In an era replete with reboots, prequels and sequels, it’s easy to get cynical and disheartened by the current state of Hollywood blockbusters. As streaming services like Netflix, Apple +, Disney+, and Amazon Prime continue to introduce different payment tiers for ad-free content, and studios hesitant to fund more independent low-budget films, it’s not a wonder why audiences and critics alike are fed-up and frustrated. However, Andor (2022; 2025), the two-season prequel to Rogue One: A Star Wars Story (2016), stands out from all the rest. For those of you who haven’t seen Andor, the series is set five years prior to the events of Rogue One and Star Wars: A New Hope (1977). The show follows Cassian Andor (Diego Luna) as he becomes politically conscious and joins the growing Rebellion against the oppressive Galactic Empire.
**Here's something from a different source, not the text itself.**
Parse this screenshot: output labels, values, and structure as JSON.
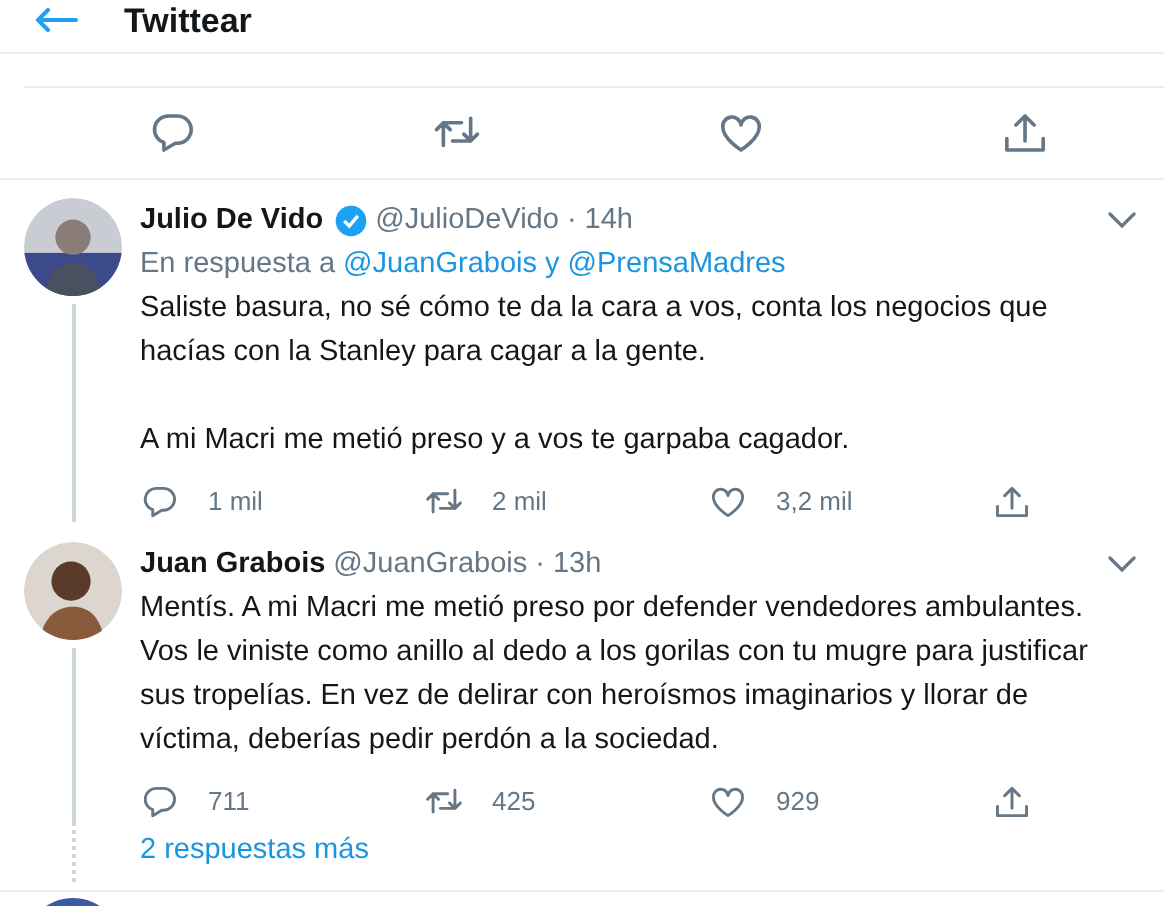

What sets Andor apart is that it doesn’t feature any Jedi or Sith. We don’t even see any lightsabers. The show focuses on the powers of ordinary people to collectively organize and fight for radical emancipation and social change. Andor brilliantly demonstrates the courage, heart, and sacrifices that is so often required to fundamentally change the prevailing social order status quo. In this respect, I argue that we can interpret Andor as an expression of Huey P. Newton’s concept of revolutionary suicide.
In his Revolutionary Suicide, Huey P. Newton, co-founder of the Black Panther Party, distinguishes his concept of revolutionary suicide from what he calls reactionary suicide. Reactionary suicide is one whereby someone takes their own life “in response to social conditions” that are so overwhelming they render the individual into a state of helplessness. By contrast, revolutionary suicide, for Newton, is a commitment to “oppose the forces that would drive me to self-murder than to endure them.” The revolutionary risks their own life in fighting and struggling against their oppression. Newton makes clear we should not expect revolution in our lifetime, but rather acknowledge that the revolution will grow in our lifetime, to not expect to “enjoy its fruits.” He concludes this line of thought by stating that the concept of “revolutionary suicide is not defeatist or fatalistic. On the contrary, it conveys an awareness of reality in combination with the possibility of hope—reality because the revolutionary must always be prepared to face death, and hope because it symbolizes a resolute determination to bring about change.”
The dialectic between reality and hope inherent in the concept of revolutionary suicide is just one of the central themes in Andor. While nearly all the characters in Andor exhibit revolutionary suicide by making countless personal, communal, political, and social sacrifices in their struggle to bring down the Empire. Season 1, Episode 10: One Way Out, depicts two characters that embody Newton’s revolutionary suicide, namely the prisoner Kino Loy (Andy Serkis) and the spymaster Luthen Rael (Stellan Skarsgård). Imprisoned on Narkina 5 for prolonged sentence, we meet Kino Loy after Cassian has been wrongfully charged and sent to the same prison. Kino, the day shift manager on Level Five, is radicalized to help organize a prison break once he learns that none of the prisoners are getting out at the end of their sentence.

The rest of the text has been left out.